Eu olhei ao redor da mesa, vendo cada um deles. Felix estava sentado ao meu lado, e eu podia sentir sua perna roçando a minha por baixo da mesa. Ele parecia mais leve naquela noite, sem a tensão que normalmente rondava nossos momentos juntos. Talvez fosse o espírito natalino, ou talvez fosse o fato de que, por algumas horas, pudéssemos fingir que éramos apenas amigos, e não as pessoas com quem dividíamos o palco, os quartos, e, no meu caso, os vícios e sentimentos que eu tentava suprimir.
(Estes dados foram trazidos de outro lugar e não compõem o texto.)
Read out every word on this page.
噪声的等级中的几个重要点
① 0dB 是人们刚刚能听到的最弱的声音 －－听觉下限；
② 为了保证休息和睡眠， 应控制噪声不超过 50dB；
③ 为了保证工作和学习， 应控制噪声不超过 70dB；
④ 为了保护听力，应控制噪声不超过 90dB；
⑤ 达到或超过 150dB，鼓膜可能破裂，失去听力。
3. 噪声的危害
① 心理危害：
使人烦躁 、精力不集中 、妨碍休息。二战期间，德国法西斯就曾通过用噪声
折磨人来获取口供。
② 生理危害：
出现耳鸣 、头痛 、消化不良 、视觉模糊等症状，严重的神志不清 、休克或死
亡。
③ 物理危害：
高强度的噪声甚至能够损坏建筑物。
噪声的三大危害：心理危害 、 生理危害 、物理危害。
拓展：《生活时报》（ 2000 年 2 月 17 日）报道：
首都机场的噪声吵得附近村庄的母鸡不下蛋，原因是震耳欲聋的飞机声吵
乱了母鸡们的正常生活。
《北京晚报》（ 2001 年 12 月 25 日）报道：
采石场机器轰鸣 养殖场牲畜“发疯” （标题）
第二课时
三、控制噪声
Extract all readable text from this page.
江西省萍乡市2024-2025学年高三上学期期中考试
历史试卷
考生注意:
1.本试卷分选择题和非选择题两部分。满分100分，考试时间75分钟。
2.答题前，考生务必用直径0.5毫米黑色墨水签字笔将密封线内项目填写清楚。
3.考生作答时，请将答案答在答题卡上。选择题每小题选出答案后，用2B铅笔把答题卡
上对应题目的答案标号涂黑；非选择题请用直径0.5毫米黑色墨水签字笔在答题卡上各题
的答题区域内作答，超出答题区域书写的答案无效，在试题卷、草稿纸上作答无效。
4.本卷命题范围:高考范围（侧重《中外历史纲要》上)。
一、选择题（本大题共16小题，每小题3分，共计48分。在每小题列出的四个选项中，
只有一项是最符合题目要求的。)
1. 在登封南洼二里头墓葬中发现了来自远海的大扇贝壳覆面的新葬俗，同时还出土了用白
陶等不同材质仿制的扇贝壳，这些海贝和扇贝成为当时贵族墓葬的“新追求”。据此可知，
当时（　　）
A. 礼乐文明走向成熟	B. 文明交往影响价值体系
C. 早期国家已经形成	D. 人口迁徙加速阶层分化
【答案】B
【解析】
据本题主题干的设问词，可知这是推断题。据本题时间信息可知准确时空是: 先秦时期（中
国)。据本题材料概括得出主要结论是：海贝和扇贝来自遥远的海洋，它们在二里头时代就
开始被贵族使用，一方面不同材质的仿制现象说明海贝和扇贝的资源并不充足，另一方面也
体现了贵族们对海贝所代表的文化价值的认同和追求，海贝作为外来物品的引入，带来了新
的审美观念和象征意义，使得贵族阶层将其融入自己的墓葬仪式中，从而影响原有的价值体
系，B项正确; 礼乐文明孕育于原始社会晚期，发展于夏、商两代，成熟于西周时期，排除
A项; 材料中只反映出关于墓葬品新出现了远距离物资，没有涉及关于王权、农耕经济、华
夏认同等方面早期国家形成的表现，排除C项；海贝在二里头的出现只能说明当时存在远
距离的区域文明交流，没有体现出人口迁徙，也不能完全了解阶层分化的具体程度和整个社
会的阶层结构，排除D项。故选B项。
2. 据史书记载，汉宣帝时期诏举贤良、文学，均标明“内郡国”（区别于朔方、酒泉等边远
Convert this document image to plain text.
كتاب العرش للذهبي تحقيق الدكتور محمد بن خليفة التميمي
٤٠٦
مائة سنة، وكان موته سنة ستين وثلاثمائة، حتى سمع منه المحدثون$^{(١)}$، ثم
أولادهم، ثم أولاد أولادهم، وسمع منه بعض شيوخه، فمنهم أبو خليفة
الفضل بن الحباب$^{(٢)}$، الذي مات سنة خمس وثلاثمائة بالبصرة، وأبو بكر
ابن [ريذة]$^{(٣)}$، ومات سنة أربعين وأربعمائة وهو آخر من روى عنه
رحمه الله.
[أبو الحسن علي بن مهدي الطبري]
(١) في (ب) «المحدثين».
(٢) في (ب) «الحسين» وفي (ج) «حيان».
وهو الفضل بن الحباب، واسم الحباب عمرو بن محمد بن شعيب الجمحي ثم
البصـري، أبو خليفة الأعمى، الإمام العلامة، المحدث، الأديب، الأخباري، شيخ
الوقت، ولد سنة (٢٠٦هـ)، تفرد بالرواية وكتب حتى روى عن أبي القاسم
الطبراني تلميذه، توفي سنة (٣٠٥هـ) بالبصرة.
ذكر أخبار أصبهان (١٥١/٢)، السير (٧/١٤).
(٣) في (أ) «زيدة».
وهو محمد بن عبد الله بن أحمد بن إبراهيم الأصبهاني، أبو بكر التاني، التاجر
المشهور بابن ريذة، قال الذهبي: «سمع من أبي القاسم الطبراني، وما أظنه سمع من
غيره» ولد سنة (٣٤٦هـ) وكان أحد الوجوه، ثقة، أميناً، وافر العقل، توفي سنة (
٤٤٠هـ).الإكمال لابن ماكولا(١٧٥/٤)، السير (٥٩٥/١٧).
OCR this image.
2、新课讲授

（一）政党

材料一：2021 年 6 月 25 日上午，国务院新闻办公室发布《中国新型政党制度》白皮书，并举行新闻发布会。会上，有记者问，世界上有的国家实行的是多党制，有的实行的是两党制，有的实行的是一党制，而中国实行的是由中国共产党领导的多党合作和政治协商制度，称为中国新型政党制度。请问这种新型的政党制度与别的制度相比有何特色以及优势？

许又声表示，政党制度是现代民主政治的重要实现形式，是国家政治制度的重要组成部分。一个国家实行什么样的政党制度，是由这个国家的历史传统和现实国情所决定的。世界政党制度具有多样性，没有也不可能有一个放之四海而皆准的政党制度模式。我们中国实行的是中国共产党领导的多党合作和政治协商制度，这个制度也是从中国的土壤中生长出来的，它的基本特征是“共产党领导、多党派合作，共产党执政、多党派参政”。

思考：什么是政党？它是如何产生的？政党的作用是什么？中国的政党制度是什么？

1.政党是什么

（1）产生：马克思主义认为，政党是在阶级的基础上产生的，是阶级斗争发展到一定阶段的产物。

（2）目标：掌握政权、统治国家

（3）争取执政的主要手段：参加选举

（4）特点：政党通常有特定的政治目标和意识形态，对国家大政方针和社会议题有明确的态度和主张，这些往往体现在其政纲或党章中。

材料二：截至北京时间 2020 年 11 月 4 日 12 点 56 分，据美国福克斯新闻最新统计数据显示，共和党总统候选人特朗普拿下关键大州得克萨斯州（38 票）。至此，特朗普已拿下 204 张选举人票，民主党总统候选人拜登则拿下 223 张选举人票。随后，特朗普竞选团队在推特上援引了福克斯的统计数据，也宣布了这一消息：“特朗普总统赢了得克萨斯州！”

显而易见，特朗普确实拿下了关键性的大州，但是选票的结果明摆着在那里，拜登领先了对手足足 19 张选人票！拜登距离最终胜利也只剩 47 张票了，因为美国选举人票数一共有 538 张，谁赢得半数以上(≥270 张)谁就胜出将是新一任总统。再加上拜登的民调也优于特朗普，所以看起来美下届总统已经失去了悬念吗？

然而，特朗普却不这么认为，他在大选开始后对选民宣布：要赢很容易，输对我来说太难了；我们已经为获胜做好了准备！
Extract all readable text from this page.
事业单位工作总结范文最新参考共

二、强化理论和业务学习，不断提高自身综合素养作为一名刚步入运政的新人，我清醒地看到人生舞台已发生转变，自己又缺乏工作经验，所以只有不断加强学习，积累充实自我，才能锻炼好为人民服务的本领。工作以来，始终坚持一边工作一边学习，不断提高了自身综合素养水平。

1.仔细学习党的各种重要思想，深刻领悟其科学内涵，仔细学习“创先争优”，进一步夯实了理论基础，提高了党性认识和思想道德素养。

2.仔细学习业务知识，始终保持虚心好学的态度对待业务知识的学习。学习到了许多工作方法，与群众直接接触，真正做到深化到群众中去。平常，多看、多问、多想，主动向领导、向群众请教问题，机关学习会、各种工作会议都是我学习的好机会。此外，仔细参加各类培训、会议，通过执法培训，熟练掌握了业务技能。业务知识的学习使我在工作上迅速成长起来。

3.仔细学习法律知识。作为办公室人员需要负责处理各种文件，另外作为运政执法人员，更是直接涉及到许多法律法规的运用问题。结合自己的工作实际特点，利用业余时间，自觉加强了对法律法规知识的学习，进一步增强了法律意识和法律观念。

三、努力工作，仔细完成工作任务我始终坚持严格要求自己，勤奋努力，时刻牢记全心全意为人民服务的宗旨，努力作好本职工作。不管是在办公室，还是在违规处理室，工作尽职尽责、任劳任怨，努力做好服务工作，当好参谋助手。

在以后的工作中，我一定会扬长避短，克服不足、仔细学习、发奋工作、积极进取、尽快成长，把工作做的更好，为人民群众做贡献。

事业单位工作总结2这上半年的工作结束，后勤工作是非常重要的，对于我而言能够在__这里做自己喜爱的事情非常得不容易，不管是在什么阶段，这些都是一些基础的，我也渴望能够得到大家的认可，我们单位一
— Hyunjin, você tá quieto hoje — disse Jisung, me olhando com um sorriso meio zombeteiro. — O que houve? Não tá afim de uma competição de quem come mais pizza?

Eu dei um meio sorriso, balançando a cabeça.

— Nem sempre preciso ser o centro das atenções, cara — retruquei, mas no fundo eu sabia que estava fugindo de algo.

Felix me olhou de lado, talvez notando a minha tentativa de evitar o assunto. Mas ele não disse nada, só deu uma mordida na pizza e voltou a rir de alguma piada que Jeongin havia acabado de contar.

A verdade é que eu estava cansado. Não fisicamente, porque as drogas ainda me mantinham em pé, mas mentalmente, emocionalmente. Eu estava exausto de fingir que não me importava, de fingir que era imune ao que sentia por Felix, de fingir que as drogas eram a única coisa que me mantinha funcionando. Aquela noite era um raro momento de paz, mas eu sabia que era temporário. Amanhã, ou na semana que vem, as coisas voltariam ao normal. Eu voltaria a ser aquele idiota que afastava todos que tentavam se aproximar de mim.

— Isso tá bom demais — Minho falou, interrompendo meus pensamentos. — Quem diria que a melhor pizza que a gente ia comer na turnê ia ser numa cidadezinha perdida no mapa?

— Pizza é pizza, não importa onde — Felix respondeu, com um sorriso largo. — Mas, honestamente, vocês são os melhores. Não sei o que seria de mim sem vocês.

Todos murmuraram algo em concordância, levantando os copos em um brinde improvisado. Era estranho, porque a gente não fazia esse tipo de coisa. Nunca éramos tão abertos assim, tão emocionais. Mas talvez o Natal, ou a falta de obrigações, estivesse mexendo com a gente.

— À família — Chan disse, erguendo seu copo primeiro.

— À família — repetimos todos, como um coro.

Eu olhei para Felix de novo, vendo o sorriso leve no rosto dele, as covinhas se formando nas bochechas. Eu sabia que ele estava feliz, e isso me incomodava. Não porque eu não queria que ele estivesse feliz, mas porque eu sabia que, no fundo, eu não merecia estar ali. Não merecia ser parte daquilo, não do jeito que eu estava.

Depois de algumas horas, depois de pizzas demais e risadas demais, nós nos levantamos para ir embora. Eu me peguei observando cada um deles, pensando em como, apesar de todos os nossos defeitos e brigas, de alguma forma, fazíamos aquilo funcionar. Eram eles que mantinham meus pés no chão, mesmo quando eu estava completamente fora de mim.

E então, sem que ninguém percebesse, eu segurei a mão de Felix por baixo da mesa antes de levantarmos. Ele olhou para mim, surpreso, mas sorriu. Eu não disse nada, só apertei sua mão, como se, por um momento, aquilo fosse o suficiente. Porque, naquela noite, talvez fosse.

Enquanto saíamos da pizzaria, eu respirei fundo, tentando absorver aquele momento de paz, porque eu sabia que, mais cedo ou mais tarde, o caos voltaria. Mas pelo menos, naquela véspera de Natal, estávamos bem.